Likewise vision care is vital to general health. If someone's eyesight needs corrective lenses, and they are not available due to high cost, that person could well trip, fall and break a leg, or worse, perhaps fall down a flight of stairs and be killed. In the first case, surely a visit to the emergency room is more costly than the eye exam and glasses would have been.
This kind of false economy is what my grandparents' generation referred to as "penny wise and pound foolish," or, to bring it up to date with a modern (but much less polite) saying, "pinching pennies and sh**ing dollars."
If the second instance were to happen, as much as I detest the litigious nature of our society, and blame lawyers in large part for many of the far-too-complex rules, this would be one case where I would surely be tempted to bring a wrongful death suit against whatever insuring agency denied vision care.
What To Do?
Again, we cannot fix these problems by remaining silent, or grumbling to our neighbors.
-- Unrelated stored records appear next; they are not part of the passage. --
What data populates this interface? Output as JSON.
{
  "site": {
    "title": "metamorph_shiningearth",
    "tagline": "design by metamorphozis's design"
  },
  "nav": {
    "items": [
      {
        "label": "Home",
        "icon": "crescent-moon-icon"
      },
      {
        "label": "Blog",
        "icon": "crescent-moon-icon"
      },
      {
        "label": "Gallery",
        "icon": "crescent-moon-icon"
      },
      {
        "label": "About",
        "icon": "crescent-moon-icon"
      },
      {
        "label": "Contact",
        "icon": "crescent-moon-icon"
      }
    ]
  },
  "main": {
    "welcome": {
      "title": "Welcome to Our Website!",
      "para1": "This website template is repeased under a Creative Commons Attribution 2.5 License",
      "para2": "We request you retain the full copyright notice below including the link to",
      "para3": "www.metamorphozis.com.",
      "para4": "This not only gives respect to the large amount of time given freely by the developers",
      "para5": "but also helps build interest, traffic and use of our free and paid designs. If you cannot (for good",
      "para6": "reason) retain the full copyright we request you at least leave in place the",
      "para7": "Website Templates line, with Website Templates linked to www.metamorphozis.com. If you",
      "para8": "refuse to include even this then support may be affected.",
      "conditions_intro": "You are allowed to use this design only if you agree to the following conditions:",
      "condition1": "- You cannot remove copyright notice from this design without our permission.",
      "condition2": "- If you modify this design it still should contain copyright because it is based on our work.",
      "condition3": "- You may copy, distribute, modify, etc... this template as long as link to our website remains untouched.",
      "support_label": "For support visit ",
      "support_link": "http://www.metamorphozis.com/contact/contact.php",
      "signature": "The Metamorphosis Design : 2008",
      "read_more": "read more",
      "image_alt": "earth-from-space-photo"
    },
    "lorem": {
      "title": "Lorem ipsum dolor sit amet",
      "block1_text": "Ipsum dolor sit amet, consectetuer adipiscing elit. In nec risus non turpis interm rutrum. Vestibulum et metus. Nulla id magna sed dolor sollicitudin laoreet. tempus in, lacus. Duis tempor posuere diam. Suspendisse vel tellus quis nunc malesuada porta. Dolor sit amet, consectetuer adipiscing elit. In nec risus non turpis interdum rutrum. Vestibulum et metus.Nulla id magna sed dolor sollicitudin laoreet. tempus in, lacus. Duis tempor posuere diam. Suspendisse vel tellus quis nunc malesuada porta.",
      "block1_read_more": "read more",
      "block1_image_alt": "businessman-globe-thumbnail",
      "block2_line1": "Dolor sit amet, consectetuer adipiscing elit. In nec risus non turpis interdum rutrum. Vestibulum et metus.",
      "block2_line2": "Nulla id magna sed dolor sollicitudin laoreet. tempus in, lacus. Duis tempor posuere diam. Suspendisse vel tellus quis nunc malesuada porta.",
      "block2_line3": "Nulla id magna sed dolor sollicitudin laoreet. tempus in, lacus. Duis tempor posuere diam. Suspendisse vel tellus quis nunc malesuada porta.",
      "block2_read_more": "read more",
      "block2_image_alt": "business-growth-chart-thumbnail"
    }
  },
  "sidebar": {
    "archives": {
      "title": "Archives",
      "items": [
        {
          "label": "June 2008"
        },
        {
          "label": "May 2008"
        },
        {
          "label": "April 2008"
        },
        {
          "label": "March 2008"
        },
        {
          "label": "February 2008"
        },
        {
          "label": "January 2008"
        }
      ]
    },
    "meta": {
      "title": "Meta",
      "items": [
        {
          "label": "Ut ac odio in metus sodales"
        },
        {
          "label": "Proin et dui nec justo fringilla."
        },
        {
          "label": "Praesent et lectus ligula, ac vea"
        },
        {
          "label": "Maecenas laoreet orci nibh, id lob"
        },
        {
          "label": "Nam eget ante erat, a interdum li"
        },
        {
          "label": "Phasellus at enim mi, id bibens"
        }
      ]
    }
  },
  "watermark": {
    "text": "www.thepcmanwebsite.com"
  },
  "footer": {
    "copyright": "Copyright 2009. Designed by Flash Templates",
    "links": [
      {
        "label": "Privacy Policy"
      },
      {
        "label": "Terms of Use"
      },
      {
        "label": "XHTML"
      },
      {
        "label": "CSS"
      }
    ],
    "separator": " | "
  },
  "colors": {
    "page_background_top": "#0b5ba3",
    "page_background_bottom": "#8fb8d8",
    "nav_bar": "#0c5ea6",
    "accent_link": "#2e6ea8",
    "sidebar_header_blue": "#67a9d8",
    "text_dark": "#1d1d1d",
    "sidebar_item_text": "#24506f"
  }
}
We must take positive action.
Write to your legislators, phone their offices, become that proverbial 'squeaky wheel.'
Let the lawmakers know in no uncertain terms that passing legislation to require people to purchase medical insurance does not address the underlying problem--it makes it worse! People already cannot afford insurance--how is forcing them to buy it under threat of penalty going to solve that issue?
This content reflects the personal opinions of the author. It is accurate and true to the best of the author’s knowledge and should not be substituted for impartial fact or advice in legal, political, or personal matters.